İşe başladığım günden beri, elimden geldiğince babamın tecrübelerinden faydalanmaya çalışıyorum. Sabah iş yerine geldiğim zaman vakti oldukça yanına uğruyorum ve sorular soruyorum. Kendimi geliştirmek açısından bilmediğim konuları kendisine danışıyorum. Bu yönden babamın bana çok katkısı oluyor. İş anlamında da gayet iyi anlaşıyoruz. Benim fikirlerime kendisi her zaman açık, o yönden de kendimi özgür hissediyorum. Her konuda beni desteklemesi benim çalışma hırsımı artırıyor ve kendimi iyi hissetmemi sağlıyor.
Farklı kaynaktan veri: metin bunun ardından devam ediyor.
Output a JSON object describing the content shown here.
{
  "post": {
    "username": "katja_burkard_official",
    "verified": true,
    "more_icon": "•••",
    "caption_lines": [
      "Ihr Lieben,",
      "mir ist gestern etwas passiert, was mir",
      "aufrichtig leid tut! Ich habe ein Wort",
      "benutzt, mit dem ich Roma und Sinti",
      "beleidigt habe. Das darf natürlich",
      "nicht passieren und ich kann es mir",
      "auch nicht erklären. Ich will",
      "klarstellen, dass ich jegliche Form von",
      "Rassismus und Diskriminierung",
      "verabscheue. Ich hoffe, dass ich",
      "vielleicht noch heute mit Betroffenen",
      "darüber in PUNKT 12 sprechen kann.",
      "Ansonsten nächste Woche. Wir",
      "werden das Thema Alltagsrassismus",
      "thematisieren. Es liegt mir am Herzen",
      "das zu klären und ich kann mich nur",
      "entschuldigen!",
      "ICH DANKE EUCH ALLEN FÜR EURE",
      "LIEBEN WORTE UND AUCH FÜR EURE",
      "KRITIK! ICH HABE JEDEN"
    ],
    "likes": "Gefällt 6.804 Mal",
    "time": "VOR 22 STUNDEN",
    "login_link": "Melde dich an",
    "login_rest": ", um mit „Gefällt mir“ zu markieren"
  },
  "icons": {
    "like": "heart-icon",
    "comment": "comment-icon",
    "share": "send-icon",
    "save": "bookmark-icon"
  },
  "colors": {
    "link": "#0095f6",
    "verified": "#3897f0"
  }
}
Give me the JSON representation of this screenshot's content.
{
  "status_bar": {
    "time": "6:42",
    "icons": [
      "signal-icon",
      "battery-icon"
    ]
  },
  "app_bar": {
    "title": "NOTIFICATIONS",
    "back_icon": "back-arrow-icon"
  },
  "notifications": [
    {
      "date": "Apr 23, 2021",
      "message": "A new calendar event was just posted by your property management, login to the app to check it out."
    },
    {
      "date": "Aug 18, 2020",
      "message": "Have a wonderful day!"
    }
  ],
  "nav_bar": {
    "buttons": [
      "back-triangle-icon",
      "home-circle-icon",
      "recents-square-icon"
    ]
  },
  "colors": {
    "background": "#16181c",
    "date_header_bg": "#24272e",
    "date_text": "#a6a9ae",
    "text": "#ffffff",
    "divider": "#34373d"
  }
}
Babamın 32 yıllık iş hayatı tecrübesinin olması benim açımdan çok büyük bir şans. Bu tecrübe parayla ya da başka bir şeyle alınamayacak kadar önemli ve değerli. Bundan sonraki iş hayatımda yapacağım hataları en aza indirebilmem için babamın deneyimlerini pür dikkat dinliyorum. Kendisi benimle her şeyi paylaşmayı seviyor. Her konuda kendisiyle istişare edebiliyorum. Benim gördüğümü bazen babam görmüyor. Bazen babamın gördüğünü ben görmüyorum. Her konuda fikir alışverişi yapabiliyoruz. Sonunda bir noktada anlaşıp buluşuyoruz. Aslında baba oğuldan çok, 2 arkadaş gibiyiz. Aklıma takılan her ne varsa, çekinmeden kendisine danışabiliyorum. Babam her zaman yeniliklere açık biri. Anlatarak, açıklayarak öğretmesi de benim işe sarılmamı sağlayan bir diğer etken.